But for a twist of fate, I likely would not have become captivated by the search for my family’s ancestors.
A colleague well known for his genealogy research and newspaper columns was retiring from the university where I work. We had occasionally had shared work ideas over lunch, so I offered to treat him to a farewell lunch at the spot of his choice. At the last minute, he couldn’t make it. Some months later, we were able to reschedule lunch and conversation.
On a whim, knowing his genealogy interests outside of work, I decided to plug some family surnames into a Google search. This might give us an added topic for our lunch conversation. I was intrigued with the first clues that I discovered. When you find a little, you will often want to get just a bit more, to clarify a fact here or a relationship there. And then again more. You’re hooked!
We enjoyed lunch, including conversation about one ancestor he simply had been unable to find. Little did I know then that I would have a key ancestor like that as well… a classic brick wall situation.

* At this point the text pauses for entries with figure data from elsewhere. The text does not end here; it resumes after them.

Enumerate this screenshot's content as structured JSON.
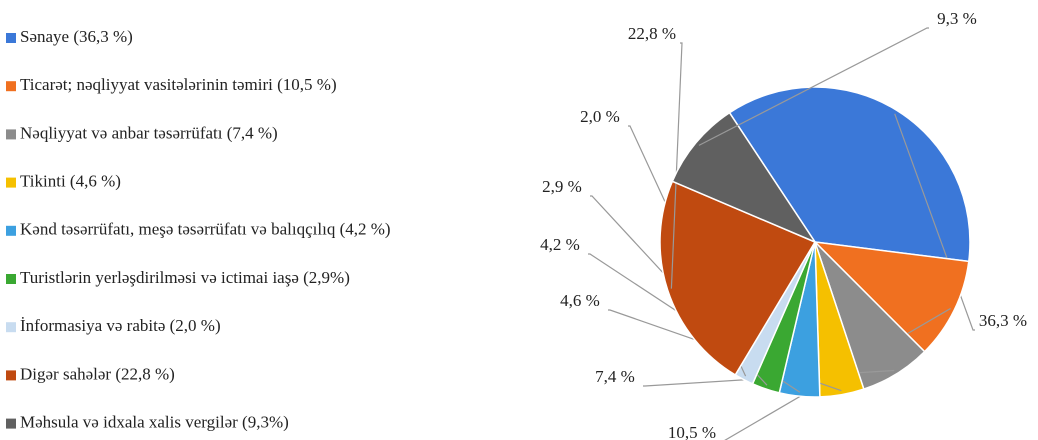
{
  "chart_data": {
    "type": "pie",
    "categories": [
      "Sənaye (36,3 %)",
      "Ticarət; nəqliyyat vasitələrinin təmiri (10,5 %)",
      "Nəqliyyat və anbar təsərrüfatı (7,4 %)",
      "Tikinti (4,6 %)",
      "Kənd təsərrüfatı, meşə təsərrüfatı və balıqçılıq  (4,2 %)",
      "Turistlərin yerləşdirilməsi  və ictimai iaşə (2,9%)",
      "İnformasiya və rabitə (2,0 %)",
      "Digər sahələr (22,8 %)",
      "Məhsula və idxala xalis vergilər (9,3%)"
    ],
    "values": [
      36.3,
      10.5,
      7.4,
      4.6,
      4.2,
      2.9,
      2.0,
      22.8,
      9.3
    ],
    "value_labels": [
      "36,3 %",
      "10,5 %",
      "7,4 %",
      "4,6 %",
      "4,2 %",
      "2,9 %",
      "2,0 %",
      "22,8 %",
      "9,3 %"
    ],
    "colors": [
      "#3b78d8",
      "#f07020",
      "#8c8c8c",
      "#f5c000",
      "#3ca0e0",
      "#3aa832",
      "#c8dcf0",
      "#c04a10",
      "#606060"
    ]
  }
}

The colleague was Terrence Day, and some of his helpful genealogy columns are online. For a collection of more than 65 of them under the heading The Family Tree from the Tri-City Herald in Washington, click here. Among the many topics Terry covers in those columns is immigration entry points and records. See Oct. 15, 2000, for that column.
He also has written about the elusive ancestor, his great-grandfather John Day, in a more recent column. Remarkably, the family has been trying to understand John Day’s origins since at least 1941. And here is a listing of some of Terry’s more recent genealogy articles for the paper.
This is my small way of saying “thanks, Terry” for all the years you were a fine colleague — and for the inspiration for launching my own genealogy research.